I suppose you could say that the final band to play, 28 Degrees Taurus, were the “headliners”, though judging from the high level of musicianship, it was really a night of four headliners. All different styles and moods, but equally compelling. 28 Degrees Taurus… loud wall of psychedelic space music. Unfortunately though, the emphasis was on “loud”, so virtually all of the prettiness and subtle nuances in their songs which I know is there (from listening to them on MySpace) was lost in the onslaught. Honestly, I don’t know why on earth some bands feel they need to be deafeningly loud when performing live.

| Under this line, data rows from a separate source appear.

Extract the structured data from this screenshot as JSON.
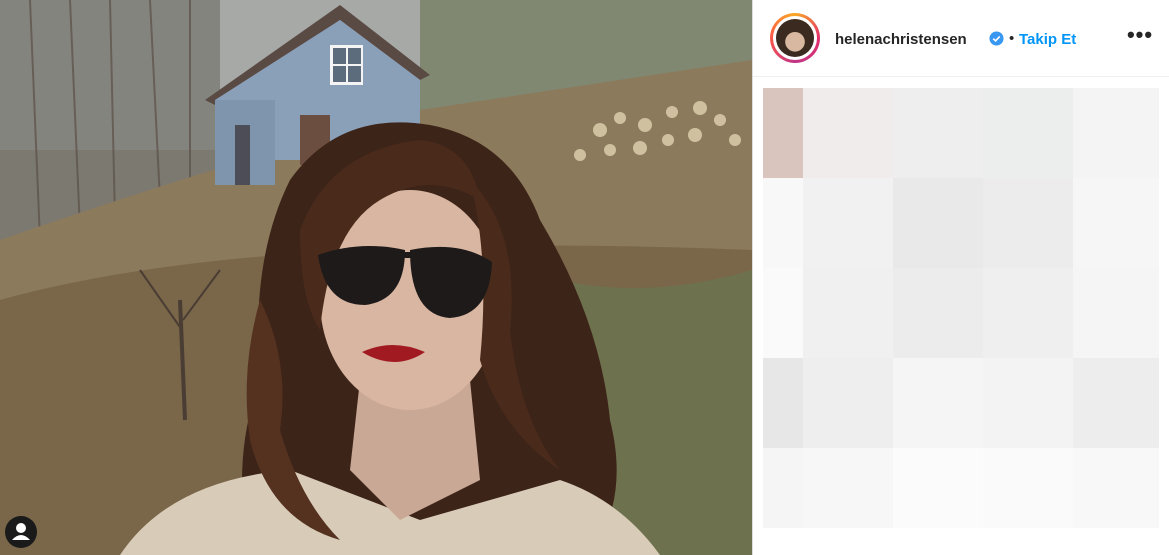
{
  "post": {
    "author": {
      "username": "helenachristensen",
      "verified": true,
      "follow_label": "Takip Et",
      "separator": "•"
    },
    "more_icon": "more-horizontal-icon",
    "more_label": "•••",
    "photo": {
      "subject": "woman in sunglasses taking a selfie outdoors",
      "tag_icon": "user-tag-icon"
    }
  },
  "colors": {
    "follow": "#0095f6",
    "verified": "#3897f0",
    "text": "#262626"
  }
}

Having said that, I’ll talk about their music rather than this actual show, because I really like them a lot, and I think, if the sound was right, they would have been my favorites of the evening. Dreamy, dark and ethereal with vocals from bassist Karina Dacosta alternating between angelic and anarchic. Chiming, hallucinatory, otherworldly guitar from Jinsen Liu (who provides a nice vocal counterpoint to Karina, as in “Wherever You Can Find It” and “Low Light”). This mystical trip is propelled along nicely by Greg Murphy on drums. There’s ’60s psychedelia and pop in there, with more recent harder-edged bands, and a dash of Eastern traditional music. An interesting mix, giving them quite a varied and fascinating sound. Live, they were joined on a few songs by Brian Murphy on trumpet; not sure if he plays on their recordings as well.
Ah yes, I see now in their bio “We’re usually loud as hell but not above playing an occassional ballad.” Well, ok then. Apparently their first two full-length albums and two EPs are available for free download at gimmiesound.com and their new album How Do You Like Your Love is available from ToneVendor. So, if you’re like me and you actually like to be able to hear stuff, I suggest you download their music and choose your own volume at home. Or see them… oh, I don’t know… outdoors, maybe. [in retrospect, listing My Bloody Valentine as one of their influences should have probably clued me in to at least bring along some earplugs.]